Discours prononcé pour le 50e anniversaire de la Faculté des lettres de l’université Laval, Québec

Le 5 septembre 1987

Maurice DRUON

Madame le Gouverneur général,

Monsieur le Cardinal,

Madame le Vice-Premier ministre,

Monsieur l’Ambassadeur,

Monsieur le Maire,

Monsieur le Recteur,

Monsieur le Doyen,

Mesdames et Messieurs du corps professoral,

Mesdames et Messieurs,

 

Parmi les paroles qu’a prononcées ou écrites le général de Gaulle à propos du Canada, certaines ont soulevé des tempêtes.

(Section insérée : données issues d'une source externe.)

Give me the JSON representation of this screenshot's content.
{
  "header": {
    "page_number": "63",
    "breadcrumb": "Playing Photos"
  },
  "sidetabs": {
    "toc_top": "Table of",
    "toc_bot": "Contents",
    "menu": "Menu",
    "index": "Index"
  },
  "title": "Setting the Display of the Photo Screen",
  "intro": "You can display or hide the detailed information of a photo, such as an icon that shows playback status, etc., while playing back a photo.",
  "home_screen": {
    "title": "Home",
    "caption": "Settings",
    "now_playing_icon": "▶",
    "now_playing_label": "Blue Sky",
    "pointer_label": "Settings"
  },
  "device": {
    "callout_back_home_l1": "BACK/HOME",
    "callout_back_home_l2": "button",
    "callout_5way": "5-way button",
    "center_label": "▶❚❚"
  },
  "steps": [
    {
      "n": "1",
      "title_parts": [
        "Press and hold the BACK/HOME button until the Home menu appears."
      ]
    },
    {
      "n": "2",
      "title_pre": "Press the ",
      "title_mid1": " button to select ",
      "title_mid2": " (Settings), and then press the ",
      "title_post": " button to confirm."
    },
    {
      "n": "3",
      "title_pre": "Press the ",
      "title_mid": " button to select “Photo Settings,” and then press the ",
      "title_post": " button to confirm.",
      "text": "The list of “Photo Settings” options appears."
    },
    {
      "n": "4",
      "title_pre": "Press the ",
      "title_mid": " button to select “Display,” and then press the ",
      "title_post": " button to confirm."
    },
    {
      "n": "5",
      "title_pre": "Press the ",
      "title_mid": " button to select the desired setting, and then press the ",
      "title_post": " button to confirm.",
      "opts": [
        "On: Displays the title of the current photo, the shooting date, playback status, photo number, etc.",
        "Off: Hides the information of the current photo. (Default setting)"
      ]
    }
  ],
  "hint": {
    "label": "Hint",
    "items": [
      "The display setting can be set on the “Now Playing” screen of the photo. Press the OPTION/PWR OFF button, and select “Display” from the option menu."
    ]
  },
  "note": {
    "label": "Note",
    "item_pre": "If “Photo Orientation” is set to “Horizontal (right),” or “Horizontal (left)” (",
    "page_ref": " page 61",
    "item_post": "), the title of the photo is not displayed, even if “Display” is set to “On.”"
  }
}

Mais d’autres, qui éveillèrent moins d’écho, mériteraient pourtant d’être aussi souvent rappelées, et notamment celle-ci :

« Le fait que la langue française perdra ou gagnera la bataille au Canada pèsera lourd dans la lutte qui est menée pour elle d’un bout à l’autre du monde. »

C’était vue de stratège qui, dans un vaste engagement, distingue les places où se jouera décisivement le sort du combat. Cette lutte aujourd’hui est victorieuse, et nous pouvons considérer la partie comme virtuellement gagnée.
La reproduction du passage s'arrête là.